A partir de 2010, as ações de criação de unidades de conservação e demarcação de terras indígenas declinaram e desde 2018 estão paralisadas.
Outro alvo de falsas controvérsias, as multas ambientais sofreram drástica redução no governo Bolsonaro sob o argumento de que seriam aplicadas de forma arbitrária.
“Vive-se muita arbitrariedade. Lavram-se multas com base em imagens de satélite, sobrevoando de helicópteros, sem ouvir o produtor, sem colocar o pé na propriedade para saber se o que foi multado estava autorizado”, afirmou Miranda em entrevista ao Canal Rural, no fim de 2018.
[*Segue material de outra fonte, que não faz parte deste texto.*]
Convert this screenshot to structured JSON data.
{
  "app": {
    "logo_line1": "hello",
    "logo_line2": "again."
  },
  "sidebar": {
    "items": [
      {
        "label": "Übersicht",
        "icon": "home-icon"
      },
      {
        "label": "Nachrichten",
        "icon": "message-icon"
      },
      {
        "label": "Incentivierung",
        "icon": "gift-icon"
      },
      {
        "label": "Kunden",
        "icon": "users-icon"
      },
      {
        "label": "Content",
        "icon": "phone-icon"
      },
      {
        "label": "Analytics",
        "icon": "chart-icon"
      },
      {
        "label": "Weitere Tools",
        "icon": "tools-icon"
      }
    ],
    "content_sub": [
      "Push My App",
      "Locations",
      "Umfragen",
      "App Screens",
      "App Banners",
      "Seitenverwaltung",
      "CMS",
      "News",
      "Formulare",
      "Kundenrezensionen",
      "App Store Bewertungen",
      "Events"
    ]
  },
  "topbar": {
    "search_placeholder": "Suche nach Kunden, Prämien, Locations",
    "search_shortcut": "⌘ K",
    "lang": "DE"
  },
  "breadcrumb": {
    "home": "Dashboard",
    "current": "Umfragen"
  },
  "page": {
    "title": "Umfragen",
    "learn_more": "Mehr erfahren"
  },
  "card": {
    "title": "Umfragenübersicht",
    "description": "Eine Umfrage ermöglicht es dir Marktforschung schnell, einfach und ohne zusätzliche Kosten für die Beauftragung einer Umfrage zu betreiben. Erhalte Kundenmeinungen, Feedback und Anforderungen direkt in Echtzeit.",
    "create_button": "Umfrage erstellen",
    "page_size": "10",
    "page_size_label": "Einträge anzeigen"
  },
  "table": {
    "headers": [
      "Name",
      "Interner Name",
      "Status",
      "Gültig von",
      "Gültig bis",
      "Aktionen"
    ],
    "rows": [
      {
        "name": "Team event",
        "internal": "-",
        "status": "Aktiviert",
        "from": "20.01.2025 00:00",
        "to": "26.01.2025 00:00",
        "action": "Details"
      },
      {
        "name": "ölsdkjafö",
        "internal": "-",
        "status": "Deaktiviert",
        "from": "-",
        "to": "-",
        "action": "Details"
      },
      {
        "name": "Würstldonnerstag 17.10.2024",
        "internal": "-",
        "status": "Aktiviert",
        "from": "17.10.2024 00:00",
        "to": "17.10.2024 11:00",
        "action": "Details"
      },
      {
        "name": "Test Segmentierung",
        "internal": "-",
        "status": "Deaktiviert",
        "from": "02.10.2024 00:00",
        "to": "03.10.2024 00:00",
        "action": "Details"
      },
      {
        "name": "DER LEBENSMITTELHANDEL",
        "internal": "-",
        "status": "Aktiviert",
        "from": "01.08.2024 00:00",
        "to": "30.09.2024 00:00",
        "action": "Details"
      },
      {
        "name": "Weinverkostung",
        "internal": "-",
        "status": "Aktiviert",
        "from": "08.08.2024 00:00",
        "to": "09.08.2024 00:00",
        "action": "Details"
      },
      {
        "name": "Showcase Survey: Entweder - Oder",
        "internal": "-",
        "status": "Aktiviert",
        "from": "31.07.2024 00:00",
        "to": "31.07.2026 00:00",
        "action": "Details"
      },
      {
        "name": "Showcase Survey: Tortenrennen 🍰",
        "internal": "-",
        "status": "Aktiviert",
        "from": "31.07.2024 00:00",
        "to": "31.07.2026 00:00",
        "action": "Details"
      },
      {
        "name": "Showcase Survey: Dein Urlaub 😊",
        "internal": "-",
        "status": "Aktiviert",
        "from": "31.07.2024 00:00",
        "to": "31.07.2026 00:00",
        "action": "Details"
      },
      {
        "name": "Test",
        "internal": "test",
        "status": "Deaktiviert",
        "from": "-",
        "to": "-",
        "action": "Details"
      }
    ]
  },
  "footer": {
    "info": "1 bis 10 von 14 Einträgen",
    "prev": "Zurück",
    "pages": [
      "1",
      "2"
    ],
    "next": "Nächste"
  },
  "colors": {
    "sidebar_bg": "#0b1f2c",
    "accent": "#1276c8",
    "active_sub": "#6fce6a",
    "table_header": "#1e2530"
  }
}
À época, ele havia sido convidado pelo presidente, então recém-eleito, para apoiar o projeto ambiental do governo Bolsonaro.
“Multas e embargos apoiaram a redução drástica de desmatamento entre 2005 e 2007. Usa-se tecnologia de monitoramento remoto, mas as ações de campo têm papel central e são altamente eficazes na redução do desmatamento”, contrapõe o estudo, citando pesquisas científicas.
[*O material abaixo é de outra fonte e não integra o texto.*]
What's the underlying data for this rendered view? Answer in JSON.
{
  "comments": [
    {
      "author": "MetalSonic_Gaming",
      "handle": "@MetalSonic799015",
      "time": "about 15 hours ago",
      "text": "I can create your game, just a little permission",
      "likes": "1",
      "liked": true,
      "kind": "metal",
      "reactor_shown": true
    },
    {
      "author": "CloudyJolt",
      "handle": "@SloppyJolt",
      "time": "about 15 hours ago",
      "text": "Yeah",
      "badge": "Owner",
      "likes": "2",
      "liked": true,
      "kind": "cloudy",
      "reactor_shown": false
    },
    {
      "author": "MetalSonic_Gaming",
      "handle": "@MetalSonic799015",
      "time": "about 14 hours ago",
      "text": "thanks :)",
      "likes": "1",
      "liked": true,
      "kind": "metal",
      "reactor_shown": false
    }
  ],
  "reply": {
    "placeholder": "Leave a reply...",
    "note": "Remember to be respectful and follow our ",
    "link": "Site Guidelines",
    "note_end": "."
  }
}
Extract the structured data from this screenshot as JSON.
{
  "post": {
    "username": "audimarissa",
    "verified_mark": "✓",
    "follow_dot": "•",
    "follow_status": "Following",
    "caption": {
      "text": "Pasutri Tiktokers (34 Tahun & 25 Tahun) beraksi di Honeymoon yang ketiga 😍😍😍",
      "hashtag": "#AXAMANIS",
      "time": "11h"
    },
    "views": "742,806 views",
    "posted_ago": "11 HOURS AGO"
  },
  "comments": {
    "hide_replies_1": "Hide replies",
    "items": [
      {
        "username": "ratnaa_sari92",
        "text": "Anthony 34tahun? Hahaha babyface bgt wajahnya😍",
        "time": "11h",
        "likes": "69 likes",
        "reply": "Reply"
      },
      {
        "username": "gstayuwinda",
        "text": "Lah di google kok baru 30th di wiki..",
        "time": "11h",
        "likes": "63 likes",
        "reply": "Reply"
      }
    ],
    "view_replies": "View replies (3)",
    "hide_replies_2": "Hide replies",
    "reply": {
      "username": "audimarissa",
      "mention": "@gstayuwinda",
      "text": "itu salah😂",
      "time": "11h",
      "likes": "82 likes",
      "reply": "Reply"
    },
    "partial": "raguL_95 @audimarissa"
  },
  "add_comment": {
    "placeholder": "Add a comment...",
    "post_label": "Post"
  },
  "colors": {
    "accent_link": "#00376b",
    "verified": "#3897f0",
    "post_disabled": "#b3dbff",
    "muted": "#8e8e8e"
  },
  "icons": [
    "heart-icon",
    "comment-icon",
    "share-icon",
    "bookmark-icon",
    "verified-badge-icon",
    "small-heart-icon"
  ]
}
Em artigos publicados em 1994 e 1997, Miranda afirmou que a queima de cana-de-açúcar seria positiva para o meio ambiente e não teria impacto sobre a saúde humana.
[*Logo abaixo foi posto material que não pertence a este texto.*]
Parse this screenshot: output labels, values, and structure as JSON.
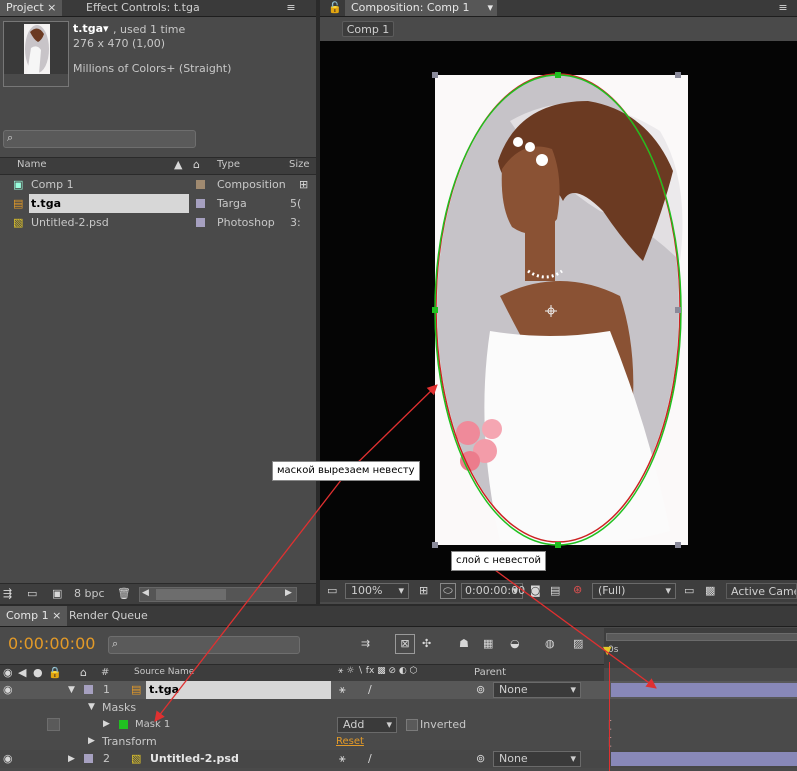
{
  "colors": {
    "panel": "#4a4a4a",
    "accent_orange": "#e39a28",
    "mask_green": "#20c020",
    "mask_red": "#cc2222",
    "annotation_arrow": "#e03030",
    "label_tan": "#a08a70",
    "label_lavender": "#a6a0c0",
    "layer_bar": "#8888b8"
  },
  "project": {
    "tab_label": "Project",
    "effect_tab_label": "Effect Controls: t.tga",
    "item_name": "t.tga",
    "usage": ", used 1 time",
    "dimensions": "276 x 470 (1,00)",
    "color_info": "Millions of Colors+ (Straight)",
    "search_placeholder": "",
    "columns": {
      "name": "Name",
      "type": "Type",
      "size": "Size"
    },
    "items": [
      {
        "name": "Comp 1",
        "type": "Composition",
        "size": "",
        "icon": "composition-icon",
        "label_color": "#a08a70"
      },
      {
        "name": "t.tga",
        "type": "Targa",
        "size": "5(",
        "icon": "footage-icon",
        "label_color": "#a6a0c0"
      },
      {
        "name": "Untitled-2.psd",
        "type": "Photoshop",
        "size": "3:",
        "icon": "photoshop-file-icon",
        "label_color": "#a6a0c0"
      }
    ],
    "bpc": "8 bpc"
  },
  "composition": {
    "tab_label": "Composition: Comp 1",
    "comp_button": "Comp 1",
    "zoom": "100%",
    "timecode": "0:00:00:00",
    "resolution": "(Full)",
    "camera": "Active Came"
  },
  "timeline": {
    "tab_comp": "Comp 1",
    "tab_render": "Render Queue",
    "timecode": "0:00:00:00",
    "col_num": "#",
    "col_source": "Source Name",
    "col_parent": "Parent",
    "ruler_label": "0s",
    "layers": [
      {
        "num": "1",
        "name": "t.tga",
        "parent": "None"
      },
      {
        "num": "2",
        "name": "Untitled-2.psd",
        "parent": "None"
      }
    ],
    "masks_label": "Masks",
    "mask1_label": "Mask 1",
    "mask_mode": "Add",
    "inverted_label": "Inverted",
    "transform_label": "Transform",
    "reset_label": "Reset"
  },
  "annotations": {
    "mask_note": "маской вырезаем невесту",
    "layer_note": "слой с невестой"
  }
}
O texto serviu de base para que a Justiça negasse, nos anos 90, uma ação do Ministério Público que
pedia a proibição da prática.
O estado de São Paulo só a proibiu em 2016, a despeito do consenso científico sobre os impactos da queima da cana para a saúde e o ambiente —com evidências como o aumento da internação hospitalar de crianças e idosos e a perda de fertilidade dos solos.
“Há outros exemplos de grupos atuantes com informações pseudocientíficas sobre vacinas, Covid-19 ou mudanças climáticas, mas o caso do Evaristo de Miranda se destaca pela sua longevidade, porque manteve influência sobre diferentes governos, desde FHC, Lula, Dilma até Bolsonaro, com impacto em diferentes áreas da política ambiental”, afirma o professor Raoni Rajão, principal autor do estudo e coordenador do Laboratório de Gestão de Serviços Ambientais da UFMG (Universidade Federal de Minas Gerais).
O estudo também contou com a participação de 12 pesquisadores da UFMG, da USP (Universidade de São Paulo), do Inpe, da UnB (Universidade de Brasília), da UFSC (Universidade Federal de Santa Catarina) e da Universidade Autônoma de Barcelona (Espanha).
O artigo também aponta a influência de Miranda sobre os discursos presidenciais. Ao discursar na Assembleia Geral da ONU em 2019, o presidente Jair Bolsonaro usou dados do autor. Naquele período, orientações do Itamaraty enviadas a diplomatas no exterior também seguiram os dados de Miranda.
No último agosto, a Embaixada do Brasil em Washington voltou a distribuir um artigo do autor que negava a ocorrência, no mês anterior, de incêndios florestais na Amazônia.
“Ao considerá-los indignos de atenção, a comunidade científica permitiu que falsas alegações científicas permanecessem incontestadas. A academia também é culpada pela longa e crescente capacidade das falsas controvérsias científicas de influenciar as políticas”, afirma o artigo, que recomenda a abertura de espaço em revistas científicas para “definir e discutir falsas controvérsias científicas de maneira rigorosa”.
A Embrapa Territorial afirmou à Folha que não se pronunciará sobre o assunto. Procurado, Evaristo de Miranda não retornou aos contatos da reportagem.